Festivalveranstalter Maiburg möchte sich von Künstlern künftig vertraglich zusichern lassen, dass kein Bandmitglied BDS unterstützt. Mit vergleichbaren Klauseln gehen Reggae-Festivals bereits gegen homophobe Künstler vor. In der Praxis sei das mit der Klausel einfach, sagt Maiburg. Interessant werde indes, „was der Bundestagsbeschluss zukünftig im Detail bedeutet. Was ist etwa mit einem Konzertmitschnitt von Massive Attack, Portishead oder Lorde auf Arte? Kann das öffentlich-rechtliche Fernsehen einen Film mit John Cusack zeigen?“ Alles Künstler, die BDS in der Vergangenheit unterstützt haben.

Ein Sprecher der Staatsministerin für Kultur und Medien verweist auf die Autonomie von Kunst- und Kultureinrichtungen. Sie seien innerhalb der verfassungsrechtlichen Grenzen in ihrer Programmgestaltung grundsätzlich frei. Als Bundeskulturbehörde habe man jedoch die Erwartung, dass geförderte Projektträger und Einrichtungen „sich der besonderen Verantwortung Deutschlands im Verhältnis zu Israel“ bewusst seien.

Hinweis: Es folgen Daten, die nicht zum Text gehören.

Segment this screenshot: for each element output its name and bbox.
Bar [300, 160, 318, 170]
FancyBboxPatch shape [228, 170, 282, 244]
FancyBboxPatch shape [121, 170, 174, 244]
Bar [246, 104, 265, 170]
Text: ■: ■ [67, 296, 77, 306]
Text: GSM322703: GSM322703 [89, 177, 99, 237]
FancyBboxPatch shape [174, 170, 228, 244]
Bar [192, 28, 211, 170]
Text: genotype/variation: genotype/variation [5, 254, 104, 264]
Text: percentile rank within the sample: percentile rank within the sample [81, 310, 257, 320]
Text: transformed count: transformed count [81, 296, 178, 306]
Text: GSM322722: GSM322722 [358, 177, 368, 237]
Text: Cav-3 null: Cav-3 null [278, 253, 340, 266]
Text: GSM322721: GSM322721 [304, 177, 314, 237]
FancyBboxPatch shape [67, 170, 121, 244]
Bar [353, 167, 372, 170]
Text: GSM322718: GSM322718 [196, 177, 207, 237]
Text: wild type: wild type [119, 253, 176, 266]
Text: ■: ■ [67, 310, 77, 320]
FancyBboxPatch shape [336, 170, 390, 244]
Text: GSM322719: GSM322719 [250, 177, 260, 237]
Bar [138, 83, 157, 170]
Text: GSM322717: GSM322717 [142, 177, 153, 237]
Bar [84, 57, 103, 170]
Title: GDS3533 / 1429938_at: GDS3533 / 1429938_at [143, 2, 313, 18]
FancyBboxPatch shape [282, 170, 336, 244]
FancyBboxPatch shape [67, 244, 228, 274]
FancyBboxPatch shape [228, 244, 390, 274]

Veranstaltungen der BDS-Bewegung oder von Gruppierungen, die erkennbar deren Ziele verfolgen, würden nicht unterstützt. Ebenso wenig fördere die Behörde Projekte, „die zum Boykott Israels aufrufen oder die den BDS aktiv unterstützen“.

Philipp Maiburg möchte nun bei einem dem Festival ohnehin vorgeschalteten Kongress auch über BDS informieren, und damit zu einer „konstruktiven Debatte“ beitragen, wie er hofft. „Das Internet taugt dazu jedenfalls nicht“, hatte er nach der Absage an Talib Kweli festgestellt.